Quizá su fragilidad esté en que los actores de la película española, notables pero demasiado apegados al pelo de la dehesa, no alcanzan la envergadura de un Berlusconi o un Cheney. Aquí, la realidad evidente de los protagonistas acaba achicando al filme por falta de carácter, una ausencia solo superada por las breves y contundentes intervenciones de ese actor descomunal que es José María Pou. Igual que un vicepresidente autonómico no tiene a su alcance el poder de Berlusconi o Cheney, unos actores voluntariosos pero con limitados recursos no llegan a transmitir el volumen de su desvergüenza. Las escenas de acción y hasta las de jolgorio traslucen una pobreza involuntaria que no casa con la envergadura de sus delitos, parecen producto de telefilme. Bastaría decir que el momento más trascendental, el que resume y cierra la película, el que planta a dos protagonistas ante dos monólogos definitivos por su fuerza, se ven empequeñecidos porque la tarea está muy por encima de la capacidad de los actores, y no porque lo hagan mal sino porque les falta presencia y dominio. Ese estar ante las cámaras para que te adoren, como Berlusconi, o para despreciarlas, como Dick Cheney.
El fondo del asunto está ahí. Nosotros podemos tratar la corrupción del poder, pero aún no somos capaces de representarlo sin que parezca un vicio. Quien roba y se enriquece a cargo del Estado no es un enfermo necesitado de que le expliquen las normas de comportamiento de un cargo público. Ésas se las sabe muy bien, mucho mejor que usted y yo. Hacerse muy rico aprovechando a la Administración que diriges es una misión que colma una vida. Las paparruchas sobre el patriotismo, la sociedad abierta y liberal, la igualdad de oportunidades, pueden llegar a ser una herramienta, pero lo que mueve a un hombre de Estado no solo es ejercer el poder sino servirse de él. ¡Para qué estaría el poder si no!

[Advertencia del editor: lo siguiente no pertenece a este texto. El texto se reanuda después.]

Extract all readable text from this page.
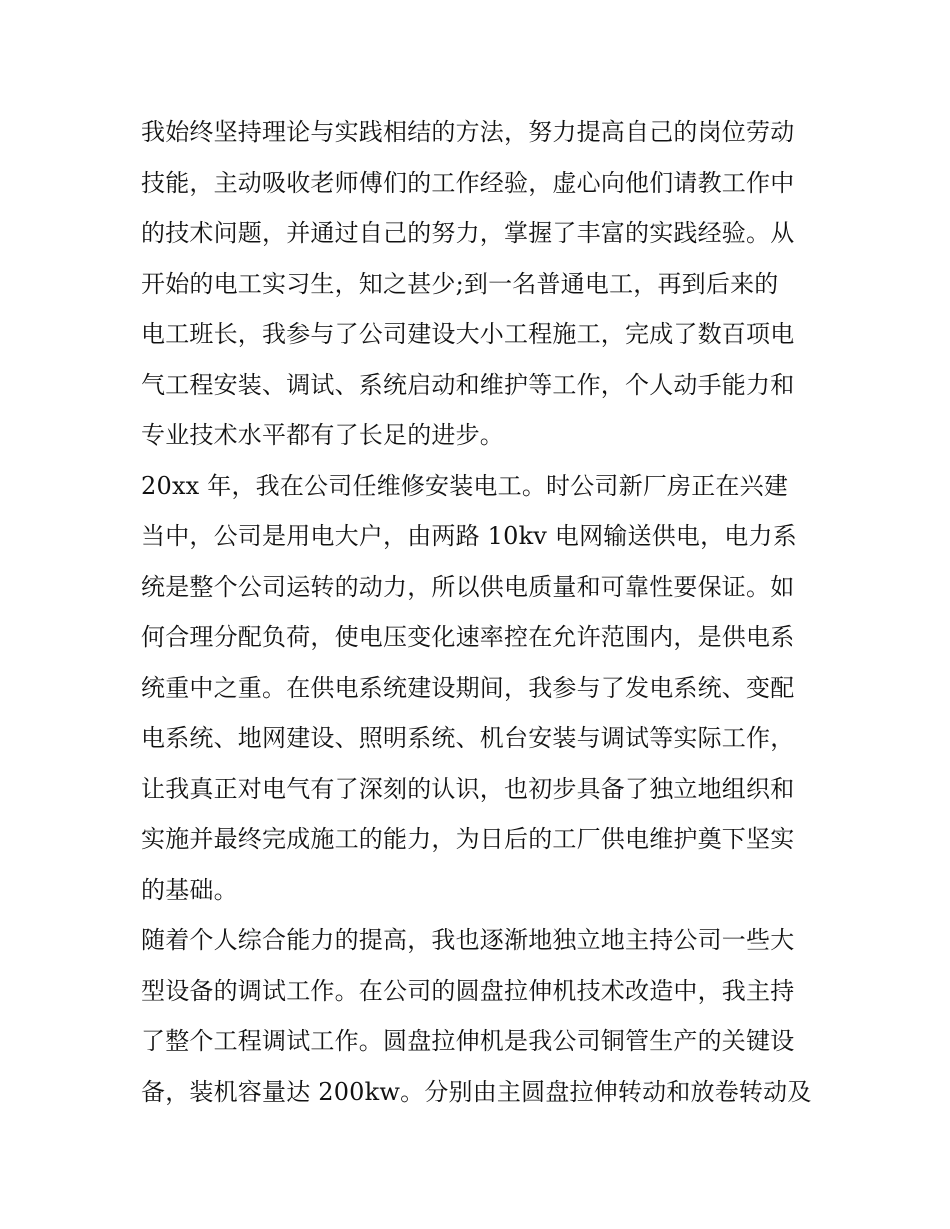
我始终坚持理论与实践相结的方法，努力提高自己的岗位劳动
技能，主动吸收老师傅们的工作经验，虚心向他们请教工作中
的技术问题，并通过自己的努力，掌握了丰富的实践经验。从
开始的电工实习生，知之甚少;到一名普通电工，再到后来的
电工班长，我参与了公司建设大小工程施工，完成了数百项电
气工程安装、调试、系统启动和维护等工作，个人动手能力和
专业技术水平都有了长足的进步。
20xx 年，我在公司任维修安装电工。时公司新厂房正在兴建
当中，公司是用电大户，由两路 10kv 电网输送供电，电力系
统是整个公司运转的动力，所以供电质量和可靠性要保证。如
何合理分配负荷，使电压变化速率控在允许范围内，是供电系
统重中之重。在供电系统建设期间，我参与了发电系统、变配
电系统、地网建设、照明系统、机台安装与调试等实际工作，
让我真正对电气有了深刻的认识，也初步具备了独立地组织和
实施并最终完成施工的能力，为日后的工厂供电维护奠下坚实
的基础。
随着个人综合能力的提高，我也逐渐地独立地主持公司一些大
型设备的调试工作。在公司的圆盘拉伸机技术改造中，我主持
了整个工程调试工作。圆盘拉伸机是我公司铜管生产的关键设
备，装机容量达 200kw。分别由主圆盘拉伸转动和放卷转动及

Cuando Dick Cheney consigue convencer a los suyos y a algunos aliados menos avezados que él, como nuestro inefable napoleoncito de los abdominales, de que hay que invadir Irak y derribar a Sadam, no es por una cuestión geoestratégica -de ahí su inquina hacia Kissinger, que todo lo analiza en esos términos-, sino por sus intereses económicos con las grandes empresas energéticas. No tiene vicios; solo intereses. Le ocurre lo mismo que a Berlusconi y lo expresa meridianamente su esposa en el filme: «todo se lo debes a Craxi». Porque aquello que los espectadores deben tener muy claro es que para llegar ahí no basta con ser un garrulo constructor de contratas amañadas desde la autonomía de una región española; es una operación de altura que requiere a alguien que te enseñe el oficio de estafar a lo grande, y en este caso berlusconiano fue el líder socialista Bettino Craxi, al igual que para Cheney lo fue lamer los traseros de los potentados que auparon a Richard Nixon.
No se pierdan las pocas oportunidades que tenemos de contemplar al poder en el espejo de una pantalla y disfruten de su propia dolencia, como masoquistas que somos, al contemplar cómo nos engañan «los guapos» mientras les brindamos unas sonrisas por su talento para burlarse de nosotros.